Kiedy prezes zorientował się, że ma szansę skupić całą władzę w swoim ręku i TK może mu w tym przeszkodzić, zablokował go- i tyle. Obietnice wyborcze i sprawy gospodarcze nie mają z tym nic wspólnego- to jedynie zasłona dymna, pani profesor!

Dalej, na temat pAD: "Czy ma jeszcze szansę uniezależnić się od prezesa PiS?
-Są momenty, w których sprawia wrażenie, jakby chciał to zrobić,  ale potem rezygnuje".
Podziwiam niezwykły zmysł obserwacyjny, bo ja takiego wrażenia nigdy do tej pory nie doświadczyłam.
Itd, itd, itd.

Pani profesor nigdy dla mnie autorytetem w dziedzinie polityki nie była. Być może ma olbrzymie zasoby wiedzy socjologicznej i pisze znakomite opracowania- tego nie kwestionuję, ale do jej obserwacji i wniosków, dotyczących życia politycznego, mam wiele zastrzeżeń. I to by było na tyle!- jak powiadał nieodżałowany profesor mniemanologii stosowanej Jan Stanisławski. 
***
Dla zmiany nastroju i nutki optymizmu:
http://wyborcza.pl/magazyn/1,153403,20338677,nu-diemokraty-nu-pagadi.html?disableRedirects=true

2 lip 2016

Raczył był powiedzieć, że...

W głowę zachodzę, jak możliwe jest traktowanie wypowiedzi szefa wiadomej partii nie tylko poważnie ale wręcz z pełnym namaszczeniem?...
Nie mówię o "Suwerenie", bo suwerenowi- przy niezłej propagandzie- da się nawet Polskę w ruinie wmówić a niemal ćwierćfinał piłkarzy jako efekt Dobrej Zmiany!

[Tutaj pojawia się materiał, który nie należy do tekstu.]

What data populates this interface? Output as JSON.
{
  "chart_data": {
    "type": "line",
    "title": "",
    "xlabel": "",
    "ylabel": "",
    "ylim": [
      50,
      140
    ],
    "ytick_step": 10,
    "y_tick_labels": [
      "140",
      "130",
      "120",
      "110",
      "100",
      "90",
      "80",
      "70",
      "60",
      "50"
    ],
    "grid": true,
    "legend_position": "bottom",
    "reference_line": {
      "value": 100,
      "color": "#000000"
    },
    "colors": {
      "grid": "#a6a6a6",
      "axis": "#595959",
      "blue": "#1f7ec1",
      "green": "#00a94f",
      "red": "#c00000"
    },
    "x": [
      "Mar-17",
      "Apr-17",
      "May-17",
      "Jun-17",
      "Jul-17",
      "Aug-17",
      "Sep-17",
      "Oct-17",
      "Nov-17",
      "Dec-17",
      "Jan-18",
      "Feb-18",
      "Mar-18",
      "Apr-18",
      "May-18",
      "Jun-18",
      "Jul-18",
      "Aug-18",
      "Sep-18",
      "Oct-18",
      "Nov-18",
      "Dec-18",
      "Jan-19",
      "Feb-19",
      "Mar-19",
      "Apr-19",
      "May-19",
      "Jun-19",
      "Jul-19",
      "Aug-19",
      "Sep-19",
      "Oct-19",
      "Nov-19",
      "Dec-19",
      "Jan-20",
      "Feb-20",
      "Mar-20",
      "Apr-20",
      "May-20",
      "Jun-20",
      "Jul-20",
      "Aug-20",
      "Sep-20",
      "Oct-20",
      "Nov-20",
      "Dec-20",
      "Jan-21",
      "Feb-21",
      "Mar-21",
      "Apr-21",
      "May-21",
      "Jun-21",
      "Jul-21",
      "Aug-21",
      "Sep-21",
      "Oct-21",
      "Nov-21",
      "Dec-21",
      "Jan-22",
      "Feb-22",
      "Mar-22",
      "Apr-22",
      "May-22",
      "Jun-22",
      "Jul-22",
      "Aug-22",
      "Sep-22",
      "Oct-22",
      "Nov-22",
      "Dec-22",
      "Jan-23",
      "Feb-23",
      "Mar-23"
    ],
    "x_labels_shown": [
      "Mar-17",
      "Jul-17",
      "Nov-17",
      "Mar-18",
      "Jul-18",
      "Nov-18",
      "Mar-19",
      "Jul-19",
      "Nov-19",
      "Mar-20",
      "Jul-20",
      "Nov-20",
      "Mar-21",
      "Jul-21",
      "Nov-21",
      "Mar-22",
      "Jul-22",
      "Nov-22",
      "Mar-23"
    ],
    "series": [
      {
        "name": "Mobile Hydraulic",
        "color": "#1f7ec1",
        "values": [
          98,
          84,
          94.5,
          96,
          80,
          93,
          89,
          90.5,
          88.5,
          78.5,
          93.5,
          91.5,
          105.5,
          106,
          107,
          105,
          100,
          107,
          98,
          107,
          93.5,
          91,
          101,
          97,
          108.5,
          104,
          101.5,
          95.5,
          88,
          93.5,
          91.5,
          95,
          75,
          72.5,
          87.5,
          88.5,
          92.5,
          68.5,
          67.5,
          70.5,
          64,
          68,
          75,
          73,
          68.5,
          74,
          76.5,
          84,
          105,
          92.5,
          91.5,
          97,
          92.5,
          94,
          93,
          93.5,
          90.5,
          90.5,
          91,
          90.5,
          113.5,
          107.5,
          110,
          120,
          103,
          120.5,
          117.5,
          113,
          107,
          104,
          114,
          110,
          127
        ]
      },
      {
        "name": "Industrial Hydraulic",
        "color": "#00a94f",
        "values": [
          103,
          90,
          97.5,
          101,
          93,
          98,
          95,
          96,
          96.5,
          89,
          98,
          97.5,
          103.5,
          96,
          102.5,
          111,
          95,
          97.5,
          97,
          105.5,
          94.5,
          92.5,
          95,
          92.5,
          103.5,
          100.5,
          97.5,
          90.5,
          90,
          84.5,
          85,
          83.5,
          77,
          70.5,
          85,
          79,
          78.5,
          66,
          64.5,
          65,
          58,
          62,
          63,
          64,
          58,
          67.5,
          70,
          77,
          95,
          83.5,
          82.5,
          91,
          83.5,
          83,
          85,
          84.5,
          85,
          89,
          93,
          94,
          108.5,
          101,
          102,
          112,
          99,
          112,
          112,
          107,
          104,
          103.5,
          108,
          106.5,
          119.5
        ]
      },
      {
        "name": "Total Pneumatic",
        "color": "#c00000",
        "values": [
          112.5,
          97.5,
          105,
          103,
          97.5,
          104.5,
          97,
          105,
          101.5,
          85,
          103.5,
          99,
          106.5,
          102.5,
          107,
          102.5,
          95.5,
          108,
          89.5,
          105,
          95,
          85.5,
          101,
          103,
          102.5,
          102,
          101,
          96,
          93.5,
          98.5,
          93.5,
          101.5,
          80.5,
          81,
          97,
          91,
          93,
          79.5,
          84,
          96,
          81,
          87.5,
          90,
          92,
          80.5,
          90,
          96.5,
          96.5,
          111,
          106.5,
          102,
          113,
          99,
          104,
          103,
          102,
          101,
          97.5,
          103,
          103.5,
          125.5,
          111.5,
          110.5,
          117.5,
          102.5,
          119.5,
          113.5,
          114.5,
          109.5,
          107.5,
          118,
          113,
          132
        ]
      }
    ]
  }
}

Ale jak człowiek, umiejący zauważyć czytelne kłamstwo, może serio traktować każdą wypowiedź tego pana??! Niebywałe!
Mało tego- media obracają na wszelkie możliwe sposoby każdą bzdurę: spotkał się, powiedział, kichnął, minę miał srogą-albo i nie... a jaki dowcipny, jaki inteligentny- no, po prostu Słońce Karpat!! 

Czy u nas są ludzie tak cyniczni i wyrachowani, że sprzedadzą się ciałem i duszą za parę nędznych srebrników, czy są tak durni, że w każde kłamstwo uwierzą???... Nie chciałabym tak źle myśleć o swoich współrodakach a czasem takie myślenie wciska się we mnie na siłę.

A wystarczyłoby obudzić w sobie zdumione spojrzenie dziecka i zauważyć z radosnym zdziwieniem, że " król jest nagi!!" a potem zwyczajnie ignorować do skutku i powiedzieć:- Nie! I co mi zrobisz?! Efekt, jak sądzę, byłby piorunujący a legenda wybitnego stratega rozpadłaby się szybciej niż powstała. No, cóż. Pomarzyć czasem dobrze jest w sobotę po południu... albo i przed południem. ;((


 Taki trudny czas przed nami, tyle spraw do przedyskutowania, do uzgodnienia, do przeprowadzenia wreszcie... a my się zajmujemy fochem starszego pana, któremu zamarzyła się i przyśniła władza absolutna.


Może już czas najwyższy, by wreszcie tupnąć nogą?